Mi guardò prima di continuare, aspettando una mia conferma che non tardai a darle.

<< Per farti capire, forse è meglio che inizi a parlare delle origini. La prima leggenda narra degli spiriti guerrieri >>.

Si fermò ad osservarmi nuovamente e poi pose il suo sguardo al parco.

<< Fin dagli inizi i Quileute erano un piccolo popolo. Ed è ancora un piccolo popolo, ma non è mai scomparso. Questo perché nel loro sangue c’è un potere magico >>.

<< Un potere magico? >> chiesi sbalordita. Non poteva essere vero. La magia non esisteva. Poi mi ricordai di un piccolo particolare. Io potevo vedere il futuro. Se esisteva la premonizione, perché non poteva esistere la magia?!

<< Certo. Tra un po’ capirai >> disse. << All’inizio la tribù si stabilì nel golfo de la Push, e divennero abili pescatori e costruttori di barche. Ma la tribù era piccola e il golfo ricco di pesce. Altri desideravano quella terra e i Quileute erano troppo pochi per difenderla, e infatti una tribù più numerosa li attaccò e loro ricorsero alle loro barche per fuggire. Kaheleha non fu il primo spirito guerriero, ma nelle leggende da noi conosciute, fu il primo grande Spirito Supremo e in quel terribile frangente usò la magia per difendere il golfo, cioè la nostra terra. Lui e i suoi guerrieri lasciarono la barca non con il corpo, ma con lo spirito. Le loro donne vegliarono sui corpi e sulle onde, mentre gli spiriti degli uomini tornavano al golfo. Non potevano toccare la tribù nemica, ma avevano altre risorse. Le leggende raccontano che potevano soffiare poderosi venti negli accampamenti nemici; nel vento potevano sollevare urla terribili per spaventare gli altri. Le leggende dicono anche che gli animali potevano vedere gli spiriti guerrieri, e che li capivano; gli animali erano dalla loro parte. Kaheleha guidò il suo esercito di spiriti e seminò distruzione tra gli aggressori. La tribù di invasori aveva branchi di cani enormi, dal pelo foltissimo, che trainavano le slitte tra i ghiacci del nord. Gli spiriti guerrieri fecero rivoltare i cani contro i loro padroni, poi scatenarono una tremenda invasione di pipistrelli, evocandoli dalle cavità della scogliera. Usarono l’urlo dei venti per aiutare i cani a confondere gli uomini. I cani e i pipistrelli vinsero. I superstiti fuggirono, gridando che il nostro golfo era maledetto. Quando gli spiriti guerrieri li liberarono, i cani tornarono alla vita selvaggia.
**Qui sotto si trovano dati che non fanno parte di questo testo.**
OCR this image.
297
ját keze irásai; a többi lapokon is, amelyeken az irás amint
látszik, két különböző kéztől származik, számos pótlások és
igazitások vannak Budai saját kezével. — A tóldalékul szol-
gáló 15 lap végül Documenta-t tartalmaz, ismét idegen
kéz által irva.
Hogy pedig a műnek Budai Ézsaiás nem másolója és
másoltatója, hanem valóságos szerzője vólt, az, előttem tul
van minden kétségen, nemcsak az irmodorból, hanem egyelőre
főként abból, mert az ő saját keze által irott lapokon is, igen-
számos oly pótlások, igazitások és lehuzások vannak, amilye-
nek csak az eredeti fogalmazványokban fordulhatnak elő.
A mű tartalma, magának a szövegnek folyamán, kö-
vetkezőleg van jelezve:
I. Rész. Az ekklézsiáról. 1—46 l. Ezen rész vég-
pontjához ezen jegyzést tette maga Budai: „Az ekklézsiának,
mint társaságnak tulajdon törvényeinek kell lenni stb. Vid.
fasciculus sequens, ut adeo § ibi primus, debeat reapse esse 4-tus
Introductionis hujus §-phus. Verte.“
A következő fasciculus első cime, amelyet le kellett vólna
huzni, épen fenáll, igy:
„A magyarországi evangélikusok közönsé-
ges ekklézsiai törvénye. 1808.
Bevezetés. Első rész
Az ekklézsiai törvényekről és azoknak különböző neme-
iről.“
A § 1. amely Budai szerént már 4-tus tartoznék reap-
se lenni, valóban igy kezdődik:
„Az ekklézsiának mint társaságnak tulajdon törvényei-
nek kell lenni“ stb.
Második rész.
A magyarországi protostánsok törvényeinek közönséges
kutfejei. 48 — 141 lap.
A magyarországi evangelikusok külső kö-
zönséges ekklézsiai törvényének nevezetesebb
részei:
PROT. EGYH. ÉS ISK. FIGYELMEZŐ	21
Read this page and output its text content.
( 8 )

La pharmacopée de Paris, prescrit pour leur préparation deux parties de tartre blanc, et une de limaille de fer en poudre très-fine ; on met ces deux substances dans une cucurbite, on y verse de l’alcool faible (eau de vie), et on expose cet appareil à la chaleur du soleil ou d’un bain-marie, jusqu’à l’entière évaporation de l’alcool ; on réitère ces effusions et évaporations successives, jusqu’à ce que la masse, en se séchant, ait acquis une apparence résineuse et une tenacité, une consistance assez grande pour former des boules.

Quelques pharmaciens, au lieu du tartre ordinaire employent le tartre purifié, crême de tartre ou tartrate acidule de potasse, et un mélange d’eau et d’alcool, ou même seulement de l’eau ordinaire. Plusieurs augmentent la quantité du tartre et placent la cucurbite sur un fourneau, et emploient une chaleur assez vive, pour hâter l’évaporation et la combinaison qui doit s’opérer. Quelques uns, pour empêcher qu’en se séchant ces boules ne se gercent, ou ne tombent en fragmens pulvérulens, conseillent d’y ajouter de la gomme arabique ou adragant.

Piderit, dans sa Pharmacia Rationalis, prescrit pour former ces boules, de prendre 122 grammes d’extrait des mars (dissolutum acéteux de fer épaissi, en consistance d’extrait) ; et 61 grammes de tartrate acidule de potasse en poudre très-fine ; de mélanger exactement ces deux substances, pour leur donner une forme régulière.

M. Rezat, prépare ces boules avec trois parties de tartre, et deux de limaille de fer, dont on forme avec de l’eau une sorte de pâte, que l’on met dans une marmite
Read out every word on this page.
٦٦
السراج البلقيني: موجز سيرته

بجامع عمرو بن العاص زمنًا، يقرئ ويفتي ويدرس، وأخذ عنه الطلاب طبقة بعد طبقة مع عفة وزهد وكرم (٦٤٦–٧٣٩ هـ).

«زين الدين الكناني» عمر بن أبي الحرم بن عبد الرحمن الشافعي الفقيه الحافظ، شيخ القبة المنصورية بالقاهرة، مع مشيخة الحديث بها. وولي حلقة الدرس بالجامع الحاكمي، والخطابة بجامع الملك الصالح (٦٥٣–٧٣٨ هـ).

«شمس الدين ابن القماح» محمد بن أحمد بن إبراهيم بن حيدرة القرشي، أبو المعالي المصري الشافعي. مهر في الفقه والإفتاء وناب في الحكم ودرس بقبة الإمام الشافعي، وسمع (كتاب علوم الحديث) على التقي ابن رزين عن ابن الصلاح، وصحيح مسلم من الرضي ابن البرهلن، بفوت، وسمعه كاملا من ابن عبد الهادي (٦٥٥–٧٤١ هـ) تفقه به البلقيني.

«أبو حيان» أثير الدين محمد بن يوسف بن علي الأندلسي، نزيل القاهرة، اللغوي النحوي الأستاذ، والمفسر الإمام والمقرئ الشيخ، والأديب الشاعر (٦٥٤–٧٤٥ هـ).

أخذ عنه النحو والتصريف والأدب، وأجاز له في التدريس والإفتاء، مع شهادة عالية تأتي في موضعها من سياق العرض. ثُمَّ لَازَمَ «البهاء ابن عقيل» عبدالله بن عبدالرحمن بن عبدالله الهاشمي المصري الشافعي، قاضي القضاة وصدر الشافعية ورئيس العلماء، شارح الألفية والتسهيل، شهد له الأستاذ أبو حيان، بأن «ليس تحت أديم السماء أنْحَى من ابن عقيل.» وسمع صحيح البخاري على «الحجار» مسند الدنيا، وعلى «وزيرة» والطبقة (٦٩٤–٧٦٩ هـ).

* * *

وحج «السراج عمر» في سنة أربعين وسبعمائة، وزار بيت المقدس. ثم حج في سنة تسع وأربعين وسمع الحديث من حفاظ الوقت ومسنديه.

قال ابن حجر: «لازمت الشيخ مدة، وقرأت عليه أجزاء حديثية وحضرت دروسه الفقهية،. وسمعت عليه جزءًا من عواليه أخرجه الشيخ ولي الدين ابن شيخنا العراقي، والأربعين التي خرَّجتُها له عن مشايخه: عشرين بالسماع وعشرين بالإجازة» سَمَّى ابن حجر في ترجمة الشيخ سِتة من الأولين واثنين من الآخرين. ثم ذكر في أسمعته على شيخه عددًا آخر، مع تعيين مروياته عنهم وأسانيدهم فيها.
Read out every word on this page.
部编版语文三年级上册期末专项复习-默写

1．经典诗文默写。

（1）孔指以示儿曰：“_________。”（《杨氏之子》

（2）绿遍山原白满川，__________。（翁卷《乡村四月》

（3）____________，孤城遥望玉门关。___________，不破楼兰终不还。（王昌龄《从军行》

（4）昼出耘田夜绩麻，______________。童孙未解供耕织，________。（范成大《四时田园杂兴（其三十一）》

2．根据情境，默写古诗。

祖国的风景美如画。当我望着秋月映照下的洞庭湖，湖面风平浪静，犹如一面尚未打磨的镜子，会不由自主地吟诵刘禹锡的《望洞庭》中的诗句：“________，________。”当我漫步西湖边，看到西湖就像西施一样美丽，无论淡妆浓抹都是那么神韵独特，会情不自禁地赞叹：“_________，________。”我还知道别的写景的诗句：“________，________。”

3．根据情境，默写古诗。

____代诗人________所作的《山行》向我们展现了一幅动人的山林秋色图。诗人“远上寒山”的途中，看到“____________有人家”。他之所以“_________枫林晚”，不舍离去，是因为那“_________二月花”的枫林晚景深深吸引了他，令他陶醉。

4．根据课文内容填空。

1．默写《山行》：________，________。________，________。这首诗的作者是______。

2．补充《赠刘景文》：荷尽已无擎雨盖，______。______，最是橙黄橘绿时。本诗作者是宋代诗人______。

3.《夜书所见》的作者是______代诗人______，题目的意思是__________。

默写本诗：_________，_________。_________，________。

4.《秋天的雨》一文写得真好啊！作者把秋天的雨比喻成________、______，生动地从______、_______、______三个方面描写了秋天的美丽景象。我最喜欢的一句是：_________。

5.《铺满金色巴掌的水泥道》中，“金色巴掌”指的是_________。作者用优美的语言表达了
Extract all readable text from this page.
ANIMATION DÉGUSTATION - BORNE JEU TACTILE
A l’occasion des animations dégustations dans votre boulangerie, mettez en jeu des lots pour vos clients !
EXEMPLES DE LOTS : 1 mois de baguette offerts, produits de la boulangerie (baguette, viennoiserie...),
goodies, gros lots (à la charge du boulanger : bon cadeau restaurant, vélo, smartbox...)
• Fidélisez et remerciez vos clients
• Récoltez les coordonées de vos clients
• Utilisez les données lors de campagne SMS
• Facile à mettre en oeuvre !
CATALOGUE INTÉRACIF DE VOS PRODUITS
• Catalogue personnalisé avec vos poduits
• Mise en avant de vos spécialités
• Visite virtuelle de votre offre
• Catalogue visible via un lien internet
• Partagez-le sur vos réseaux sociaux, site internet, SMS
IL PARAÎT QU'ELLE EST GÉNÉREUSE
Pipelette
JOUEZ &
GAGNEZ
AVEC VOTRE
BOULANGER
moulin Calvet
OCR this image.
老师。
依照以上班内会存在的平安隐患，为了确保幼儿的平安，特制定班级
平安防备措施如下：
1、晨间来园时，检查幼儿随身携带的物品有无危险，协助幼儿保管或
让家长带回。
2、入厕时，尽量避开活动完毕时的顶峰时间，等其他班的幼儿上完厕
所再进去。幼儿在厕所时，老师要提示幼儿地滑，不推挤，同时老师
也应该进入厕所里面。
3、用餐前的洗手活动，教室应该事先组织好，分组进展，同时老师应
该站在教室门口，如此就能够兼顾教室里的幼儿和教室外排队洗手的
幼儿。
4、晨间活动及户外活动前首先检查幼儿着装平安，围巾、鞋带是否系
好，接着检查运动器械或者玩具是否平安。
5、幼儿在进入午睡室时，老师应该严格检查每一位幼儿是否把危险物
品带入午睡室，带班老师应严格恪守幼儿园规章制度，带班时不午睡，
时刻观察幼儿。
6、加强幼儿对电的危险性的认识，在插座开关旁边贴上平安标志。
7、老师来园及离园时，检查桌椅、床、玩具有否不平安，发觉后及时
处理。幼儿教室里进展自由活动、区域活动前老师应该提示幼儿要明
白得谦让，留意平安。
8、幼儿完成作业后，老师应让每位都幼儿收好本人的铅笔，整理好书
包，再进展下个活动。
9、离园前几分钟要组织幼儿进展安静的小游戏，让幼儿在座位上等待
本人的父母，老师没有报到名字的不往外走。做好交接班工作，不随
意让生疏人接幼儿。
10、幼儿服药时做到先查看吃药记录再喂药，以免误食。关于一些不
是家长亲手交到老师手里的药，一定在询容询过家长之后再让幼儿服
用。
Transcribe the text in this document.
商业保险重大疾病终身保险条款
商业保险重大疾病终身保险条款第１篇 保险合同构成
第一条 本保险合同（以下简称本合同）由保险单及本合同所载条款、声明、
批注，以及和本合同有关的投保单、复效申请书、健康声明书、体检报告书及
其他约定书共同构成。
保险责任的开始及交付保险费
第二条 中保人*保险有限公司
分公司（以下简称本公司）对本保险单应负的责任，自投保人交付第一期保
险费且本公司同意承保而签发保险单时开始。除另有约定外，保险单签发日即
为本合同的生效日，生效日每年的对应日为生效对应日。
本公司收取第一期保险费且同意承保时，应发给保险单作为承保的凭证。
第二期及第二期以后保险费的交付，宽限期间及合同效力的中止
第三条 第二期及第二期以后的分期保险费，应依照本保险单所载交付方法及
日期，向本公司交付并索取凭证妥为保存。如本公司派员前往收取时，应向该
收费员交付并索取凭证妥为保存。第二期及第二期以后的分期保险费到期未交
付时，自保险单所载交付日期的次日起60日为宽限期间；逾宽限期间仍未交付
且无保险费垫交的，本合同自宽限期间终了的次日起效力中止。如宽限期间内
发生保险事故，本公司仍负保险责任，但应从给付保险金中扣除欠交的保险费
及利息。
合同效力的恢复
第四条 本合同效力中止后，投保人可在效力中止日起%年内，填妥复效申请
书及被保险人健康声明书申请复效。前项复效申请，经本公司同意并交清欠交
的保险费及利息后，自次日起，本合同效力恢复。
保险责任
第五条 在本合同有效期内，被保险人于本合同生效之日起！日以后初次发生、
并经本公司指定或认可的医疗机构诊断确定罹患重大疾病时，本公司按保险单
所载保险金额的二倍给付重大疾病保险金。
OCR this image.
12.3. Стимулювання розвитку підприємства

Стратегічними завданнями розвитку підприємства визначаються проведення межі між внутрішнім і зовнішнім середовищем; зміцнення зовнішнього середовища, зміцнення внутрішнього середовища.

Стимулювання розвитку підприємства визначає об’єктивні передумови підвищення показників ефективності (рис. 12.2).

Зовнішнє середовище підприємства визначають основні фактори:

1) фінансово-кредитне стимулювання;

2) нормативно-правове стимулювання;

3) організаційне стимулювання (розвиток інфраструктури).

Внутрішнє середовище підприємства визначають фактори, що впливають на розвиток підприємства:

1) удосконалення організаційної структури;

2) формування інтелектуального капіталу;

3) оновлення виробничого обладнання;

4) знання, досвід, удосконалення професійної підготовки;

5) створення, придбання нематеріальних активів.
I Quileute raggiunsero i propri corpi e le proprie mogli, vittoriosi. Le altre tribù vicine, gli Hoh e i Makah, strinsero un patto con i Quileute. Non volevano avere niente a che fare con la loro magia. Vivemmo in pace con loro. Quando un nemico provava ad attaccare la tribù, gli spiriti guerrieri lo scacciavano. Trascorsero diverse generazioni. Poi arrivò l’ultimo Spirito Supremo, Taha Aki >>.

<< Taha Aki?! Bel nome! >> esclamai.

<< Sei pronta a sapere la leggenda di Taha Aki e l’incontro con i freddi? >> chiese Jimmy.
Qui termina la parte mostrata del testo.